Common Patterns In Contemporary Marital And Parent-child Relationships



Russians tend to marry and bear children young. The average age at marriage in the late 1990s was 22, and the peak childbearing years were from 20 to 24. There is strong social pressure to marry; both sexes tend to believe that women in particular cannot be fulfilled if they never marry. In surveys, husbands and wives tend to rate their marriages as satisfactory and to explain that their families provide a haven in which one can be oneself, express opinions openly, and find emotional support (Goodwin and Emelyanova 1995b; Vannoy et al. 1999). Yet divorce rates are among the highest in the world and have been increasing since 1991 (Bubnova et al. 2000; Dyuzheva 1995). Alcohol abuse is blamed in a large number of the cases. Family tensions arising from unemployment, poverty, labor migration, disagreements about gender roles, and improved housing access (allowing divorcing couples to move apart) contribute as well. Also troublesome are high rates of spouse abuse, often rooted in alcoholism and patriarchal tradition (Vannoy et al. 1999).

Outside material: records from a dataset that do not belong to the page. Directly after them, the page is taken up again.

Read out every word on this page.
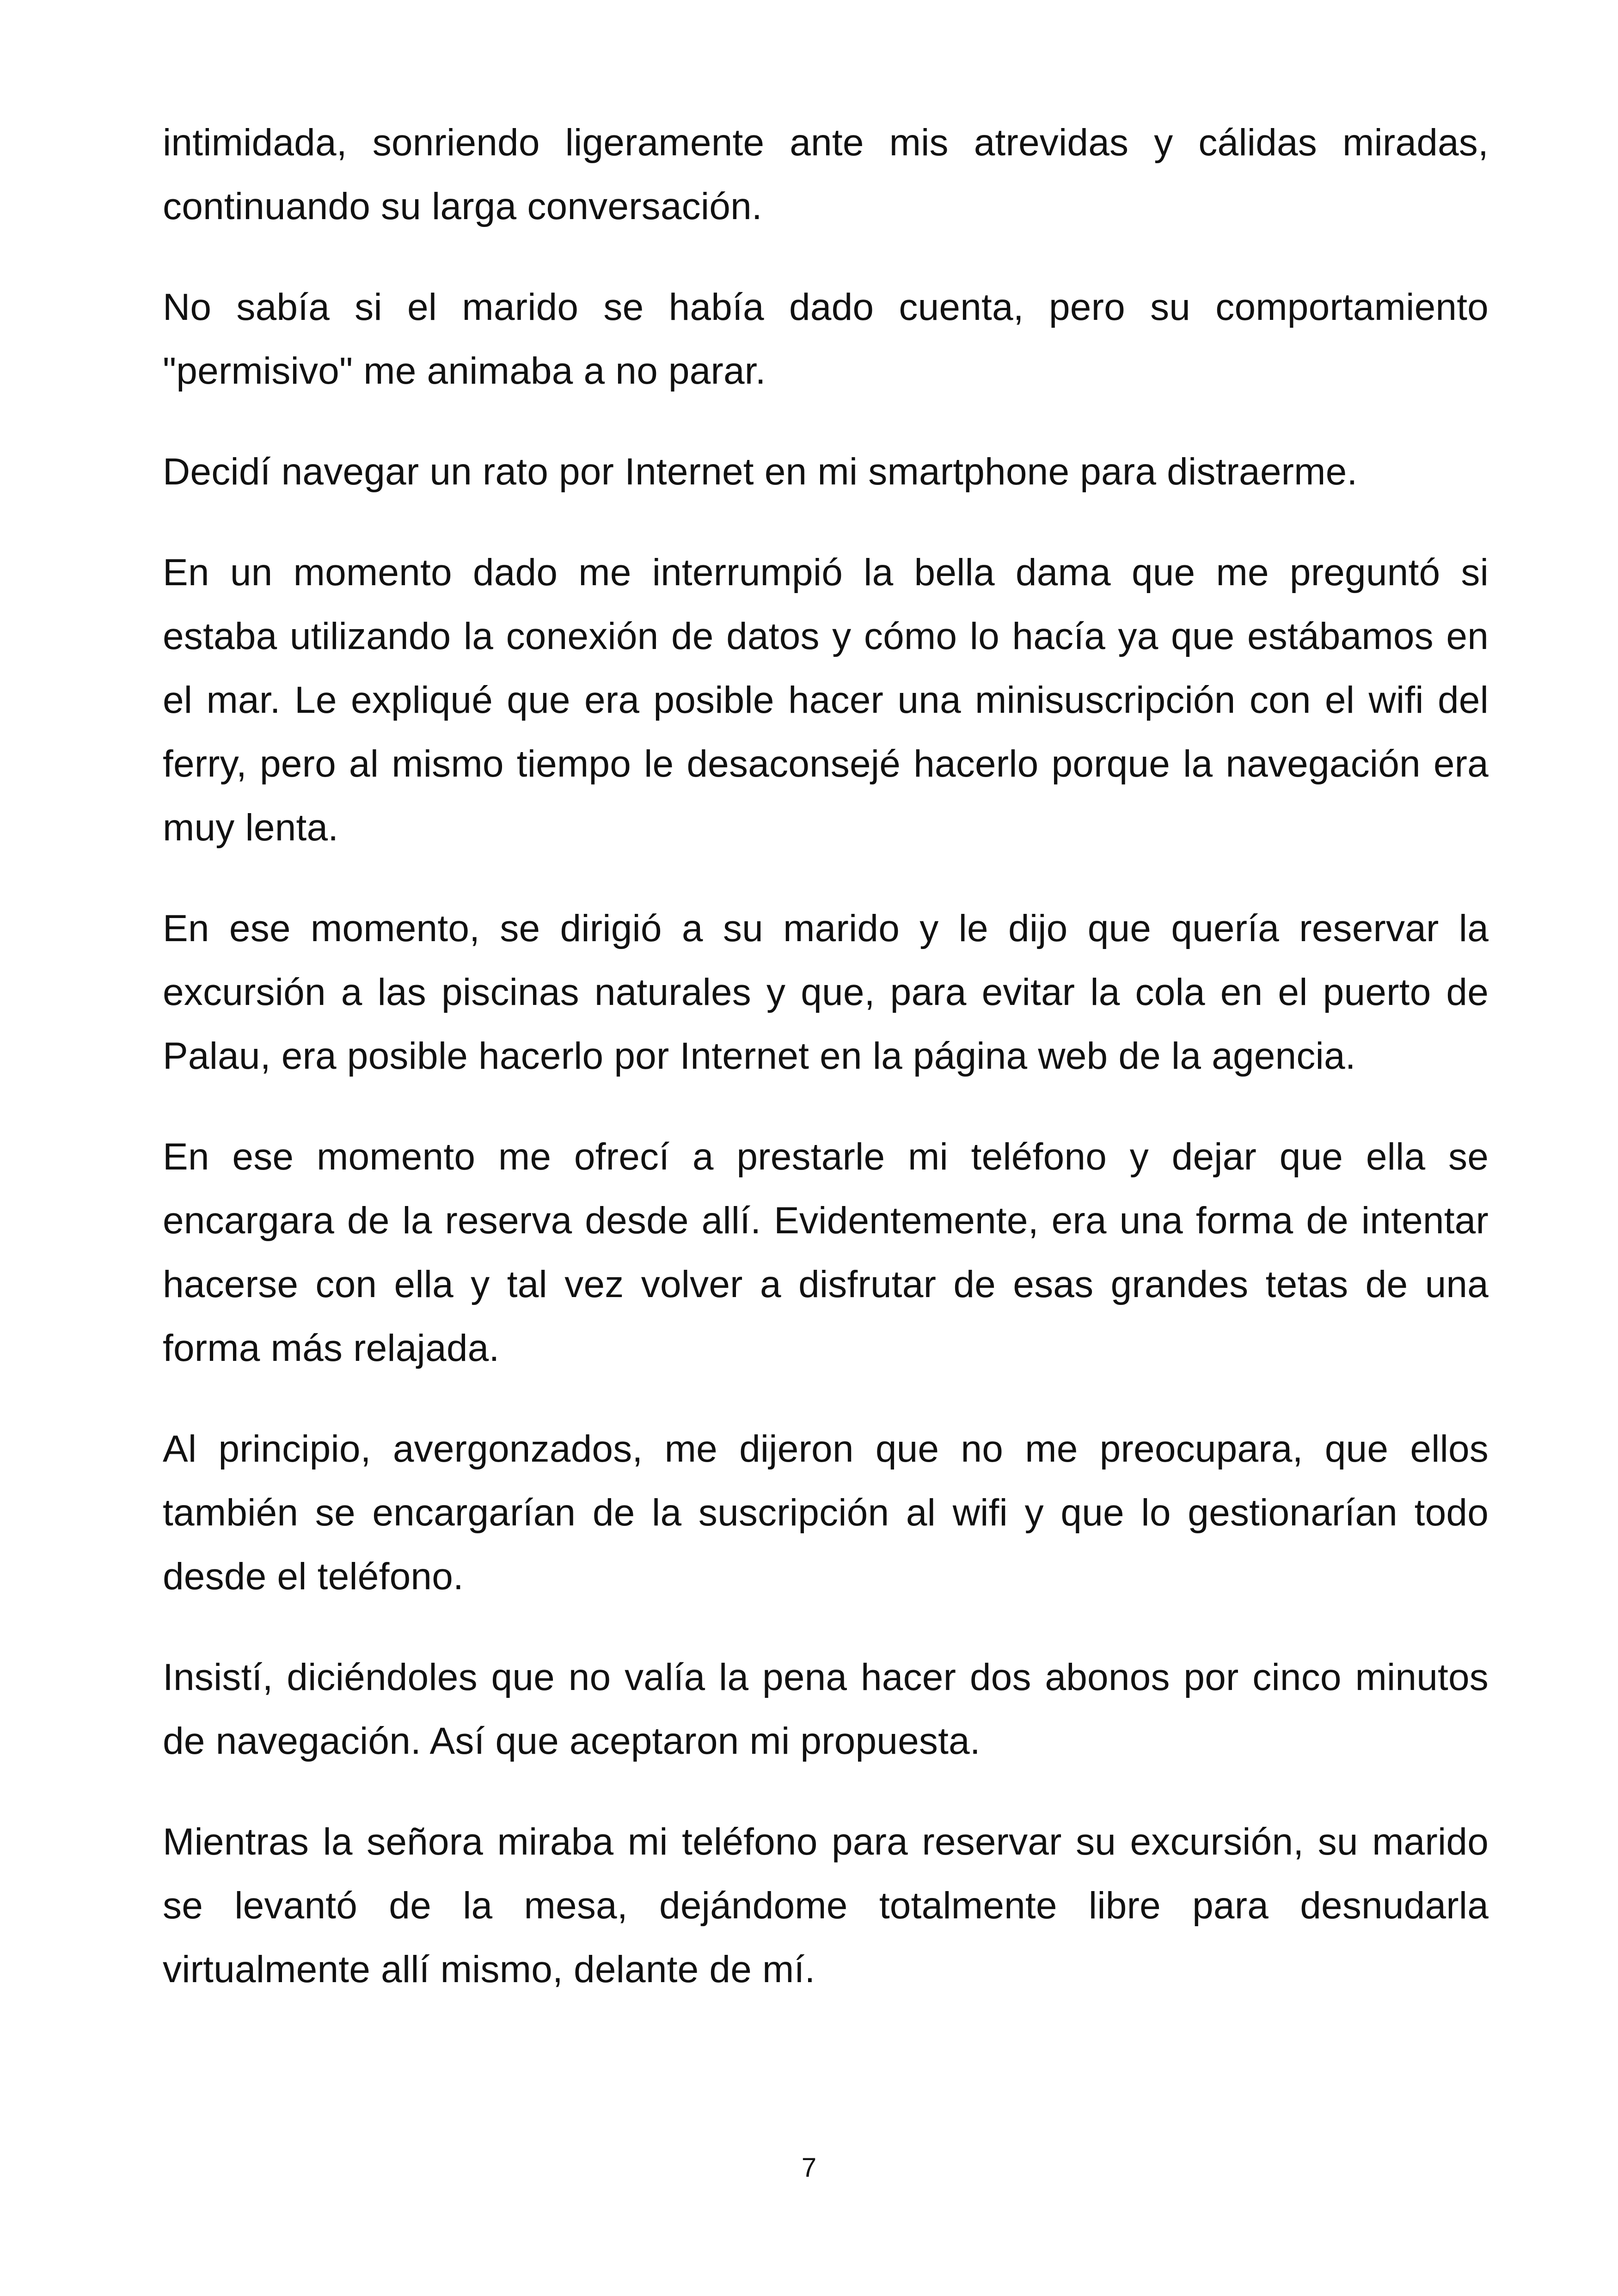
intimidada, sonriendo ligeramente ante mis atrevidas y cálidas miradas, continuando su larga conversación.

No sabía si el marido se había dado cuenta, pero su comportamiento "permisivo" me animaba a no parar.

Decidí navegar un rato por Internet en mi smartphone para distraerme.

En un momento dado me interrumpió la bella dama que me preguntó si estaba utilizando la conexión de datos y cómo lo hacía ya que estábamos en el mar. Le expliqué que era posible hacer una minisuscripción con el wifi del ferry, pero al mismo tiempo le desaconsejé hacerlo porque la navegación era muy lenta.

En ese momento, se dirigió a su marido y le dijo que quería reservar la excursión a las piscinas naturales y que, para evitar la cola en el puerto de Palau, era posible hacerlo por Internet en la página web de la agencia.

En ese momento me ofrecí a prestarle mi teléfono y dejar que ella se encargara de la reserva desde allí. Evidentemente, era una forma de intentar hacerse con ella y tal vez volver a disfrutar de esas grandes tetas de una forma más relajada.

Al principio, avergonzados, me dijeron que no me preocupara, que ellos también se encargarían de la suscripción al wifi y que lo gestionarían todo desde el teléfono.

Insistí, diciéndoles que no valía la pena hacer dos abonos por cinco minutos de navegación. Así que aceptaron mi propuesta.

Mientras la señora miraba mi teléfono para reservar su excursión, su marido se levantó de la mesa, dejándome totalmente libre para desnudarla virtualmente allí mismo, delante de mí.

7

Olga Zdravomyslova (2000) calls Russian families quasi-patriarchal. Her research shows that, though husbands and wives rely on one another for emotional support and help in decision making, men nonetheless have higher status, expect to be the main breadwinners, and leave most housework and childcare to their wives. Surveys suggest that preference for the egalitarian distribution of household labor is rising, especially among young couples, but in the majority of families, traditional gender roles are maintained. As in many parts of the world, more people espouse egalitarianism than actually practice it, and men tend to be more traditional in this regard than women. This means that, in general, men handle repairs and women are in charge of day-in-and-day-out domestic tasks, including the nurturing of children (Vannoy et al. 1999). Elena Breeva (2000b) found that, accordingly, adolescents indicated that they felt much closer to their mothers than to their fathers.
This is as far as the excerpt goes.